No AI summary yet for this case.
Income Tax Appellate Tribunal, ‘ D’ SMC BENCH : CHENNAI
Before: SHRI GEORGE MATHAN
आदेश / O R D E R
This is an appeal filed by the assessee against the order of the Commissioner of Income-tax (Appeals)-13, Chennai in appeal No.155/C.I.T(A)-13/A.Y 2015-16 dated 30.05.2018 for the assessment year 2015-16.
Shri T.Vasudevan represented on behalf of the Assessee and Smt.M.Subashri represented on behalf of the Revenue.
It was submitted by the ld.AR that assessee is a firm, which is in the business of manufacturing and exporting shoes. Ld.AR submitted that in the course of assessment, the assessee was asked to produce the books of accounts and ledgers in support of its return. It was a submission that one of the partners of the assessee firm had filed a letter on 20.11.2017 stating that there was a major fire accident in the business premises of assessee on 17.02.2017 and they had lost all the relevant financial statements and other documents.
Consequently, the Assessing Officer had compared the ratio of net profit offered for financial year 2014-15 relevant to assessment year 2015-16 with the financial year 2013-14, relevant to the assessment year 2014-15, i.e. the ld.Assessing Officer had compared the assessee’s net profit for the relevant assessment year with that of the immediately preceding assessment year.

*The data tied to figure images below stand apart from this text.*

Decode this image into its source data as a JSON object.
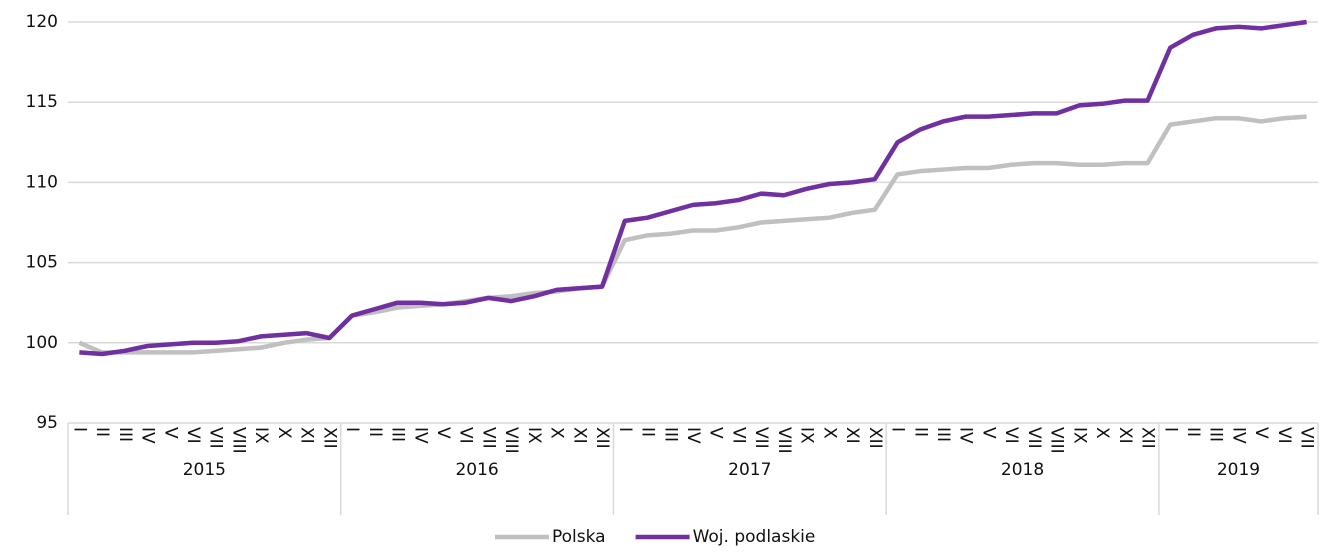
{
  "chart_data": {
    "type": "line",
    "categories": [
      "I",
      "II",
      "III",
      "IV",
      "V",
      "VI",
      "VII",
      "VIII",
      "IX",
      "X",
      "XI",
      "XII",
      "I",
      "II",
      "III",
      "IV",
      "V",
      "VI",
      "VII",
      "VIII",
      "IX",
      "X",
      "XI",
      "XII",
      "I",
      "II",
      "III",
      "IV",
      "V",
      "VI",
      "VII",
      "VIII",
      "IX",
      "X",
      "XI",
      "XII",
      "I",
      "II",
      "III",
      "IV",
      "V",
      "VI",
      "VII",
      "VIII",
      "IX",
      "X",
      "XI",
      "XII",
      "I",
      "II",
      "III",
      "IV",
      "V",
      "VI",
      "VII"
    ],
    "years": [
      "2015",
      "2016",
      "2017",
      "2018",
      "2019"
    ],
    "series": [
      {
        "name": "Polska",
        "color": "#c0c0c0",
        "values": [
          100.0,
          99.4,
          99.4,
          99.4,
          99.4,
          99.4,
          99.5,
          99.6,
          99.7,
          100.0,
          100.2,
          100.3,
          101.7,
          101.9,
          102.2,
          102.3,
          102.4,
          102.6,
          102.8,
          102.9,
          103.1,
          103.2,
          103.4,
          103.5,
          106.4,
          106.7,
          106.8,
          107.0,
          107.0,
          107.2,
          107.5,
          107.6,
          107.7,
          107.8,
          108.1,
          108.3,
          110.5,
          110.7,
          110.8,
          110.9,
          110.9,
          111.1,
          111.2,
          111.2,
          111.1,
          111.1,
          111.2,
          111.2,
          113.6,
          113.8,
          114.0,
          114.0,
          113.8,
          114.0,
          114.1
        ]
      },
      {
        "name": "Woj. podlaskie",
        "color": "#7030a0",
        "values": [
          99.4,
          99.3,
          99.5,
          99.8,
          99.9,
          100.0,
          100.0,
          100.1,
          100.4,
          100.5,
          100.6,
          100.3,
          101.7,
          102.1,
          102.5,
          102.5,
          102.4,
          102.5,
          102.8,
          102.6,
          102.9,
          103.3,
          103.4,
          103.5,
          107.6,
          107.8,
          108.2,
          108.6,
          108.7,
          108.9,
          109.3,
          109.2,
          109.6,
          109.9,
          110.0,
          110.2,
          112.5,
          113.3,
          113.8,
          114.1,
          114.1,
          114.2,
          114.3,
          114.3,
          114.8,
          114.9,
          115.1,
          115.1,
          118.4,
          119.2,
          119.6,
          119.7,
          119.6,
          119.8,
          120.0
        ]
      }
    ],
    "ylim": [
      95,
      120
    ],
    "yticks": [
      95,
      100,
      105,
      110,
      115,
      120
    ],
    "grid": true,
    "legend": "bottom"
  }
}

It was a submission that the assessee had offered low net profit compared to the previous year net profit and consequently the Assessing Officer had adopted the net profit of the assessee for the relevant assessment year to be the same as that of the immediately preceding assessment year. This resulted in an addition of Rs.4,15,852/-. It was a further submission that there had been a drop in the net profit on account of fluctuation in the euro currency rate. Ld.AR placed before me a copy of euro reference exchange rate from 10.08.2013 to 10.08.2015. It was a submission that the euro had dropped from Rs.82.58 to Rs.67.91, drop of Indian currency of nearly rupee 14.67. It was a submission that this has resulted in drop in the net profit.
In reply, ld.DR vehemently supported the order of ld.CIT(A) and the order of ld.Assessing Officer. Ld.DR submitted that just because of drop in the euro rate would not make much difference because the assessee is in the business of not only export, but also doing local sales. It was a submission that the same argument was placed before the ld.CIT(A) and the ld.CIT(A) had dismissed the said argument on ground that the said fluctuation resulting in the drop in the net profit was not supported by the documents like sale invoices and receipts. It was a submission that the assessee’s own net profit for the immediately preceding assessment year, which has been adopted, was the lowest when compared to the earlier assessment years. It was a submission that the orders of the ld.CIT(A) and the ld.Assessing Officer were liable to be sustained.
I have considered the rival submissions. A drop in the euro rate by nearly rupee 14.67 escalates into percentage difference of 17.76%, when the euro rate of 82.58 is considered. When considering the net profit rate of 1.37% is considered as disclosed for immediately preceding assessment year, the drop in the euro rate for the relevant assessment year is to an extent of 17.76% whereas assessee’s net profit has dropped by only few point percentages. Obviously, this is not the reason for the drop in the net profit. Further, as has been mentioned by the ld.CIT(A), the assessee has not been able to substantiate how this drop in euro has affected the net profit margin with any supporting documents like sale invoices and receipts. This being so, I find no error in the order of the ld.CIT(A), which calls for any interference.
In the result, the appeal of the assessee is dismissed.
Order pronounced on 12th July, 2019, at Chennai.